Different Types of 401(k) Plans

Subsection (k) of Section 401 of the Internal Revenue Code provides for an employer-sponsored pension account as a benefit of employment. This plan allows for employee-investors to enjoy, with or without matching employer contributions, tax-free profits in retirement. As you might guess from a tax code that has at least 401 sections, there some additional wrinkles to the 401(k), such as the different types of 401(k) plans that employers and employees can select.

Traditional 401(k)

This is the basic employer-sponsored retirement plan. Under a traditional 401(k), employees make tax-deferred contributions to a pension plan that invests in a variety of sanctioned avenues—traditionally, stocks, bonds, mutual funds, and the money market. After age 59 ½, participants may begin to make withdrawals, which are taxed as income.
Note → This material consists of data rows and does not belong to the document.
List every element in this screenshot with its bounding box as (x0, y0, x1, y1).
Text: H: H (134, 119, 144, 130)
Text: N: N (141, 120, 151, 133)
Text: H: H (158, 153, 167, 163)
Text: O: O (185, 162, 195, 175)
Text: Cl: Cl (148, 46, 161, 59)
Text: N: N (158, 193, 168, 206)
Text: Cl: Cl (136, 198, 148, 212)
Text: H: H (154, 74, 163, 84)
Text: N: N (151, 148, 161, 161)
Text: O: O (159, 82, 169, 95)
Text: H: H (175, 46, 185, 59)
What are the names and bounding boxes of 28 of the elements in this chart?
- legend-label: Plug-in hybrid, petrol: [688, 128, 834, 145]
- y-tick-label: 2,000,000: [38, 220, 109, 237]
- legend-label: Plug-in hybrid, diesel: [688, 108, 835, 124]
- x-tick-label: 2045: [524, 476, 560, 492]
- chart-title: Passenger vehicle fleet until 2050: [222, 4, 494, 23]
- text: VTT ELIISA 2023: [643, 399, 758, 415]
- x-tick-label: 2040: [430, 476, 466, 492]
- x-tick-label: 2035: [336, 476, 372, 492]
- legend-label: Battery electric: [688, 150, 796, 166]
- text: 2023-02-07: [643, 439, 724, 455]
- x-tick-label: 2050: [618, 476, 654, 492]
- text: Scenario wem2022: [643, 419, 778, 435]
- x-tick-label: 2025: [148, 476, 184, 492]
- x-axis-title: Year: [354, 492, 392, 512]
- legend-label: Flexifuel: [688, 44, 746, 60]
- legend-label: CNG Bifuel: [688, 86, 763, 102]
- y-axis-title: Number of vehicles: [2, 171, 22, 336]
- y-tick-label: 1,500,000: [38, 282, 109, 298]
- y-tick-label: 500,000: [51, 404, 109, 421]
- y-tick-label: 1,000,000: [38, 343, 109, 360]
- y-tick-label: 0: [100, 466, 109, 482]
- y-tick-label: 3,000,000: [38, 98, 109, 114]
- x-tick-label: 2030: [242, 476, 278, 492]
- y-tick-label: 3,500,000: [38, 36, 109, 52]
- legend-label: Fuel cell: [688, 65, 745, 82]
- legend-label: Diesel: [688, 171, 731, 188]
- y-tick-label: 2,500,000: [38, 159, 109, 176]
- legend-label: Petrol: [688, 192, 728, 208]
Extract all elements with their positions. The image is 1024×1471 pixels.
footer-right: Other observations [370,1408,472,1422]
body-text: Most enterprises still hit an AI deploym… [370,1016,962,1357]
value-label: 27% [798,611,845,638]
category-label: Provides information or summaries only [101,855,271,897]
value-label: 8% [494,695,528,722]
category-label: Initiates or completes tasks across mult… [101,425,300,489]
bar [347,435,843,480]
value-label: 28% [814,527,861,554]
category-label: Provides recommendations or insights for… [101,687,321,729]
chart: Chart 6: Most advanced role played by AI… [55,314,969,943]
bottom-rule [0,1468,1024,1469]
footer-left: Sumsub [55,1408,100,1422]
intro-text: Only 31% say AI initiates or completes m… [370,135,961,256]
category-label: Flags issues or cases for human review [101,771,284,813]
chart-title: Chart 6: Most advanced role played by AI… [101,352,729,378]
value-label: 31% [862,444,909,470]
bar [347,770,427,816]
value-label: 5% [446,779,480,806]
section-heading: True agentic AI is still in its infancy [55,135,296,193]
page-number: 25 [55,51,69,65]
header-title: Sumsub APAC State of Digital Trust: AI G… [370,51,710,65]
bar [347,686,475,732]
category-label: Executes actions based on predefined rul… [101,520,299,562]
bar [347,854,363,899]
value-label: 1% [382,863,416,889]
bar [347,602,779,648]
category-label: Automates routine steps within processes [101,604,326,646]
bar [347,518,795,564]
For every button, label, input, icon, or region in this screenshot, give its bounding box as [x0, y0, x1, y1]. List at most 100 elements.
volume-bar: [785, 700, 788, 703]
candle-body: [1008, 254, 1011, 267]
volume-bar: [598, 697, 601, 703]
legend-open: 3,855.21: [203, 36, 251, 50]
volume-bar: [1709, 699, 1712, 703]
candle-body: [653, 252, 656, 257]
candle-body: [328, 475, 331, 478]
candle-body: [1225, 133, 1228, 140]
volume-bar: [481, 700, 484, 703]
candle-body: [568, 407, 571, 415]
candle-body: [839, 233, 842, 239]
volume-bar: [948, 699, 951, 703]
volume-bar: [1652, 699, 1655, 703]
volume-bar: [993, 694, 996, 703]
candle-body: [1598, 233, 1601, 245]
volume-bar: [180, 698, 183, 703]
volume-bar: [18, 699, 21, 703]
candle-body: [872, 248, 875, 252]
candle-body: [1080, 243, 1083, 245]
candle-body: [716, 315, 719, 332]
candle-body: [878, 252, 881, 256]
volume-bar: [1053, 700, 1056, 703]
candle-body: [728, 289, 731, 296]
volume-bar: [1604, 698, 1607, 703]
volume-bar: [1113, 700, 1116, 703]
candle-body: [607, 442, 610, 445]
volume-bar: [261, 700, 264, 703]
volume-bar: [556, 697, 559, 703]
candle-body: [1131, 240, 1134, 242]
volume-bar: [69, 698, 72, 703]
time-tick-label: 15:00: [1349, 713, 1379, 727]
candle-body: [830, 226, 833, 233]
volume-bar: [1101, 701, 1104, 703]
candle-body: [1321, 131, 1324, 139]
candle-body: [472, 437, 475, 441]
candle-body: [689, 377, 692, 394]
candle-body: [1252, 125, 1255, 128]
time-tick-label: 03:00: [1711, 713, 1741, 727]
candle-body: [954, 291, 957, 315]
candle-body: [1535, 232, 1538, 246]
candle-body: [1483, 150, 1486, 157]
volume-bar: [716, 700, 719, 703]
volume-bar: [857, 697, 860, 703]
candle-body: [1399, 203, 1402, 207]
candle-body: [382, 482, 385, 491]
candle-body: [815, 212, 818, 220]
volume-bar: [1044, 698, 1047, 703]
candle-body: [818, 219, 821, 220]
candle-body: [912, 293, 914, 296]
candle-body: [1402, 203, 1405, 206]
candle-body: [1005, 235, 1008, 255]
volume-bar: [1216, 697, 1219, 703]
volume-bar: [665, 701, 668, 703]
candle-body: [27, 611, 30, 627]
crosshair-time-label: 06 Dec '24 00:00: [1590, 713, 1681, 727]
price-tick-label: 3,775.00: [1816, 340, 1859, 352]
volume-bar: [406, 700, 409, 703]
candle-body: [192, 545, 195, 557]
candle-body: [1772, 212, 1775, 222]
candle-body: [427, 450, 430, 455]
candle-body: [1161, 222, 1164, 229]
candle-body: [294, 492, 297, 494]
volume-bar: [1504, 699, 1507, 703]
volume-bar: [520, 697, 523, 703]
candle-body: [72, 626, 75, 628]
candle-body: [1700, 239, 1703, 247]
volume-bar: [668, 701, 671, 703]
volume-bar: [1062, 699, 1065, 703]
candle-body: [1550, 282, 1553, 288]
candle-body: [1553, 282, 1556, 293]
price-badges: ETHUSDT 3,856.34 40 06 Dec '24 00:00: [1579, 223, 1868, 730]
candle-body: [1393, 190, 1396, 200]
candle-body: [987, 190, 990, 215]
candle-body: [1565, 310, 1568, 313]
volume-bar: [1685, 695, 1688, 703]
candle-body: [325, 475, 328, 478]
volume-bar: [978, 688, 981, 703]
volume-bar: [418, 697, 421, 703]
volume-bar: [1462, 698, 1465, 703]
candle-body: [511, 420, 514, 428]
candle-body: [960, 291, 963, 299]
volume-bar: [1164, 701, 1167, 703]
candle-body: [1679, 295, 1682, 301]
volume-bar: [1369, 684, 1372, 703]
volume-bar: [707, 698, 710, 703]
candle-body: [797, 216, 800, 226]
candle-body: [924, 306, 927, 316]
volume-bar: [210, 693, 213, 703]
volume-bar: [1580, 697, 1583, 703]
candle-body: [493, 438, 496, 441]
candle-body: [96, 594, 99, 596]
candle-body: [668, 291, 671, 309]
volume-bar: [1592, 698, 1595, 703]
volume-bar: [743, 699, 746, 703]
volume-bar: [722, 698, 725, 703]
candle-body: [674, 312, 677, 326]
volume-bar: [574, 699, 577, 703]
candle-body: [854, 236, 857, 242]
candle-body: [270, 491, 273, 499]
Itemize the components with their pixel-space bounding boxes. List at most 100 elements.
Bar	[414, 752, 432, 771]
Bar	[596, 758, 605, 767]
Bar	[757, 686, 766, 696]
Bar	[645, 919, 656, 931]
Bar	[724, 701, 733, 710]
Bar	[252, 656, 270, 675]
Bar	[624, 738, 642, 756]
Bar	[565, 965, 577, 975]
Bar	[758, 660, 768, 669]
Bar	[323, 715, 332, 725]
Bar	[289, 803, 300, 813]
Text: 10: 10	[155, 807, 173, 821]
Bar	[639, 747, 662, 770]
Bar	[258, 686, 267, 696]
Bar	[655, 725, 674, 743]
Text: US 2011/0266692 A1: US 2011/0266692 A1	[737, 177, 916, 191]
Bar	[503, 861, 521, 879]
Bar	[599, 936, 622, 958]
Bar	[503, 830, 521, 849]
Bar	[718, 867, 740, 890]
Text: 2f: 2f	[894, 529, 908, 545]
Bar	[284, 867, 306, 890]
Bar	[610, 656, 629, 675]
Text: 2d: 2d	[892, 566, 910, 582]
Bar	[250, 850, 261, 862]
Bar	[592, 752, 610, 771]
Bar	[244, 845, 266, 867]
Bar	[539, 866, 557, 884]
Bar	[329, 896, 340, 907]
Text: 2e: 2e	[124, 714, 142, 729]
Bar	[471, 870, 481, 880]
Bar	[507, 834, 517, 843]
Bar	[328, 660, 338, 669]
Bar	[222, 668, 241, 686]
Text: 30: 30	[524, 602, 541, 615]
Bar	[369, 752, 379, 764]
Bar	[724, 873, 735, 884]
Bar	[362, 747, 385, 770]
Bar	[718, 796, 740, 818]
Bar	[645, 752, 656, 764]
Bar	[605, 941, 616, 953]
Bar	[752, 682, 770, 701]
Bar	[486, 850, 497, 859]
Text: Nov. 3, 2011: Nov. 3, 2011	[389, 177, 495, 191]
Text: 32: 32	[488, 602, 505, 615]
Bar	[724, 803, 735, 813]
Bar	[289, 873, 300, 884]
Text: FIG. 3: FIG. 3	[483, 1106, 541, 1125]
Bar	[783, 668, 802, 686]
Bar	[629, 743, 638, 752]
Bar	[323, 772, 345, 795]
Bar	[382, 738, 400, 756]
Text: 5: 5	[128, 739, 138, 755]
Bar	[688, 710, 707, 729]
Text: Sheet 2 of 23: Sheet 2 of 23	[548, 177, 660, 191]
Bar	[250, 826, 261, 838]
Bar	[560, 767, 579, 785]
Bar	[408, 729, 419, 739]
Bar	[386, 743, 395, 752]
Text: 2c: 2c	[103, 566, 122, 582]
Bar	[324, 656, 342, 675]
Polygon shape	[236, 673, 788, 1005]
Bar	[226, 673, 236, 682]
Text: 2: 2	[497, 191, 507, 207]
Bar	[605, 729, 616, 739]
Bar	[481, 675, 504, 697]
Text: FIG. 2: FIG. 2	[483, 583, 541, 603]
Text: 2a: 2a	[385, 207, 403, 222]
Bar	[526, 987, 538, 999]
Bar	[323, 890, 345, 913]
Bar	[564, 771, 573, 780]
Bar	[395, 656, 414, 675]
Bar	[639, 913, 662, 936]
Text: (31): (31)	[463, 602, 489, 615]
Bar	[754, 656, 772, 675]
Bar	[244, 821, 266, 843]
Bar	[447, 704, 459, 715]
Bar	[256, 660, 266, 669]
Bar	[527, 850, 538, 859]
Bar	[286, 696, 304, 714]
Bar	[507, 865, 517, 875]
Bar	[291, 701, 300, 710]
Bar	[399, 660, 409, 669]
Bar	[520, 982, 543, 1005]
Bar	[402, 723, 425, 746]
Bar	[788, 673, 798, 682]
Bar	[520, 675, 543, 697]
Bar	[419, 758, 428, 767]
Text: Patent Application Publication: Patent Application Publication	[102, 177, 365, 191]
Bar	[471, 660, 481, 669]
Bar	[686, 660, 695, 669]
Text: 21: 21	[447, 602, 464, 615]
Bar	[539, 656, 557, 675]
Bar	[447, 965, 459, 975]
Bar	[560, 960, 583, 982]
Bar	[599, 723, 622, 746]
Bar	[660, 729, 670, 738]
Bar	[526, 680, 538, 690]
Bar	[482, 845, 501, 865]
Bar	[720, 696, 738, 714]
Prior to this point, such withdrawals will carry an onerous penalty unless the participant can successfully claim hardship. Employers have the option of offering matching contributions to 401(k)s.

Roth 401(k)

In the same manner as the Roth IRA, which inverts the traditional IRA structure by contributing after-tax dollars for untaxed distributions, a Roth 401(k) exchanges write-offs at tax time for avoiding income and capital gains taxes in retirement. Introduced for the 2006 fiscal year, this plan is advantageous for young upstarts who are betting on themselves and their ability to earn more later in life—in the meantime, it’s better to pay the taxes now before moving up to a higher bracket. Employers can offer both traditional and Roth 401(k) plans, and employees can diversify by investing in both plans—the best of both worlds for workers.

Solo 401(k)

You don’t need to be a big business to operate a 401(k). You don’t even have to be a good-sized small business. Even sole proprietors can set up a 401(k) under what’s referred to as a solo 401(k). Among the different types of 401(k) plans, this self-employed option was designed for business owners who have no employees other than their spouses, allowing them to save for retirement while operating their own business. If a small business has several partners but no subordinate employees, they may be eligible for a solo 401(k) and its benefits.